BlueinBosnia wrote:I met with a long time friend last night in Sarajevo. He's American, lives in Leipzig in Germany, and is a very, very dedicated antifascist. After 10-15 minutes, the conversation turned to football, possibly for the first time ever, and he started raving about the Fake Scum, saying that they had a strong following amongst the far-left in Germany, and regularly play pre-season friendlies with teams with strong AntiFa followings or connections.
Can anyone confirm or deny this? From reading about them on here, I thought a large part of their following was drawn from 70s-80s 'old school' hooligans, more normally associated with the far right...
Part of the reason is the "our club has been taken from us", an anti-corporate pro-community sentiment that has alot of resonance in all sorts of places. Hence some European lefties think that FCUM is a shining light. Personally, I've never bought it.
Too many look at football in the past with rose-tinted spectacles. Clubs in this country have never been owned by the people and were generally owned and ran by local capitalists trying to build up their standing as big men. To listen to some of these FCUM idealists you'd think that the Edwards family were solid social democrats, friends and supporters of the poor and oppressed throughout the world! Just empty populism.
It might not be a popular view, and I agree that there's loads wrong with how the game is run, but, I if there is a new corporate elite taking over the game, then IMHO they are doing a better job than the old lot. And I count myself as being one of the "far left" -whatever that means). Big capitalists tend to be better than little capitalists at running capitalist enterprises.
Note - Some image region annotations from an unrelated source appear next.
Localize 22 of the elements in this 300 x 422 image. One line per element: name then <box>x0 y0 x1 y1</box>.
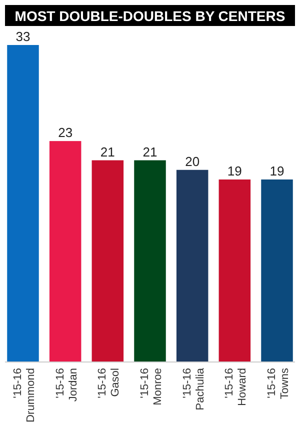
data-label: 23 <box>58 125 73 140</box>
data-label: 19 <box>270 163 284 178</box>
x-tick-label: '15-16 Howard <box>224 368 249 406</box>
bar <box>92 160 124 362</box>
x-tick-label: '15-16 Drummond <box>12 368 37 422</box>
data-label: 19 <box>227 163 242 178</box>
data-label: 21 <box>142 144 158 160</box>
data-label: 21 <box>100 144 115 160</box>
x-tick-label: '15-16 Pachulia <box>181 367 206 410</box>
x-tick-label: '15-16 Monroe <box>139 368 164 406</box>
data-label: 20 <box>185 154 200 169</box>
data-label: 33 <box>16 29 30 44</box>
x-tick-label: '15-16 Towns <box>266 368 292 400</box>
x-tick-label: '15-16 Gasol <box>96 368 122 398</box>
bar <box>134 160 166 362</box>
chart-title: MOST DOUBLE-DOUBLES BY CENTERS <box>14 8 286 24</box>
x-tick-label: '15-16 Jordan <box>54 368 80 402</box>
bar <box>49 141 82 362</box>
bar <box>218 179 251 362</box>
bar <box>7 45 39 362</box>
bar <box>261 179 293 362</box>
bar <box>176 170 208 362</box>
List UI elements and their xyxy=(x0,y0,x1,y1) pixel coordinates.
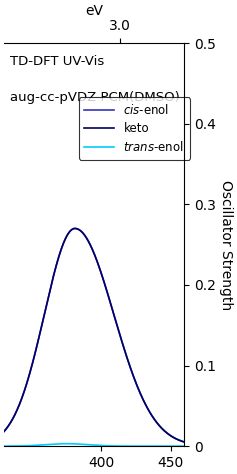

As for the no politics bit, millions of people pay billions of pounds to watch the game. Millions of people are emotionally involved with their clubs, they aren't going to leave their politics at the stadium gates. Indeed, under some dictatorships, football was one of the few ways to express their politics. Yet they rarely involve themselves in the politics of the game. Perhaps if football supporters were more political then we wouldn't have the likes of that idiot Blatter running the game.